While acknowledging the section forbids a state from imposing racially discriminatory voting practices, "The text of Section 2 contains no language whatsoever — either explicitly or by implication — that allows private plaintiffs to sue a state in federal court," Branch wrote.
She also said Section 3 contemplates lawsuits by the U.S. attorney general against a state over alleged voting rights violations rather than suits brought by private citizens or citizen groups.
Taking specific aim at the majority, Branch said that, although Wilson found it "difficult to conceive of any reasonable interpretation of Section 2 that does not involve abrogation of the state's immunity," his ruling was based "on an erroneous assumption that a legislature never adopts half-way measures."
Branch's scrutiny reflects her assurances to the Senate Judiciary Committee before her 2018 confirmation that a judge's role "is not to usurp the role of the Legislature and come up with a result they deem just under the circumstances that does not maintain fidelity to the [constitutional] text."
In an apparent slap at Branch's textualist bent, Wilson said her dissent "suggests that the [Voting Rights Act] use of compound phrases to prohibit the conduct of a state or political subdivision and to permit proceedings by both the Attorney General or an aggrieved person makes Congress's intent to abrogate state sovereign immunity unclear."
"That is simply not true based on the language of the statute, which clearly indicates that both the Attorney General and aggrieved persons may institute proceedings against a state or a political subdivision," he concluded.
Wilson said that for more than 50 years the VRA has been effective "largely due to the work of private litigants battling states and other jurisdictions from imposing discriminatory election practices."
While the majority's interpretation is based on considering the text of the Voting Rights Act "as a whole" rather than reading its sections "in isolation from one another," Branch's interpretation, "takes at least one too many creative leaps from the text of the statute," Wilson said.

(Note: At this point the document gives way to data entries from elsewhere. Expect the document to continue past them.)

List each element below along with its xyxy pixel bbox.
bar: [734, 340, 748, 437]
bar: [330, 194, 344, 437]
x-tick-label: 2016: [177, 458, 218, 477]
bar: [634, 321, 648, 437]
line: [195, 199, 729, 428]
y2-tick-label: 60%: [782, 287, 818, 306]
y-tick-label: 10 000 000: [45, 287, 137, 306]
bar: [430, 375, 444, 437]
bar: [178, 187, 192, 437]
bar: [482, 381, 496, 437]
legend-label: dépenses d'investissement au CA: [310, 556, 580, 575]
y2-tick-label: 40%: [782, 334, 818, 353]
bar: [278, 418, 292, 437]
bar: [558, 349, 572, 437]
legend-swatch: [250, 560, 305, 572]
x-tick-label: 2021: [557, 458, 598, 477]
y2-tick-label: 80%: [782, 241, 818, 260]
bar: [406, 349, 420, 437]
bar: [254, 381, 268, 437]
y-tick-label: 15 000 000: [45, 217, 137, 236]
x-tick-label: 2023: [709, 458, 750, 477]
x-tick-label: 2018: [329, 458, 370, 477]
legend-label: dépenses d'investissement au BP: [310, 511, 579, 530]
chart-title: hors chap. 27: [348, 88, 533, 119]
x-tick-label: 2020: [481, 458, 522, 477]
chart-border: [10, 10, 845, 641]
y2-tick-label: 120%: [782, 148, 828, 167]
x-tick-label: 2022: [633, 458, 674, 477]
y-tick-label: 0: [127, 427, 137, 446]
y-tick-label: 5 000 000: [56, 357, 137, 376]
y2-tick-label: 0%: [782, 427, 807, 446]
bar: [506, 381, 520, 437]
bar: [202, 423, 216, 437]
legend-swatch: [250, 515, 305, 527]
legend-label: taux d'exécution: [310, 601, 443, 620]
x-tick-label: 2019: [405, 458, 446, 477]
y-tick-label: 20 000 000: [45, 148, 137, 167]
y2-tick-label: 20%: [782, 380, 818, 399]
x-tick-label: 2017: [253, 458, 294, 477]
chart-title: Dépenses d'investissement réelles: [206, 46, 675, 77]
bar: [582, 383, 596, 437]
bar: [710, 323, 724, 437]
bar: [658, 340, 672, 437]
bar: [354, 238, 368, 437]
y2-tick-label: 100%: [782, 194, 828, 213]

Attorneys with Crowell & Moring and the Lawyers' Committee for Civil Rights in Washington, D.C., joined with NAACP lawyers in Baltimore, New York's Stroock & Stroock & Lavan, Montgomery attorney Joseph Mitchell McGuire of McGuire & Associates, and Birmingham attorneys James Blacksher and Charles N. Dorman of Whatley Kallas on behalf of the Alabama NAACP. Attorneys with the Alabama attorney general's office represented the state.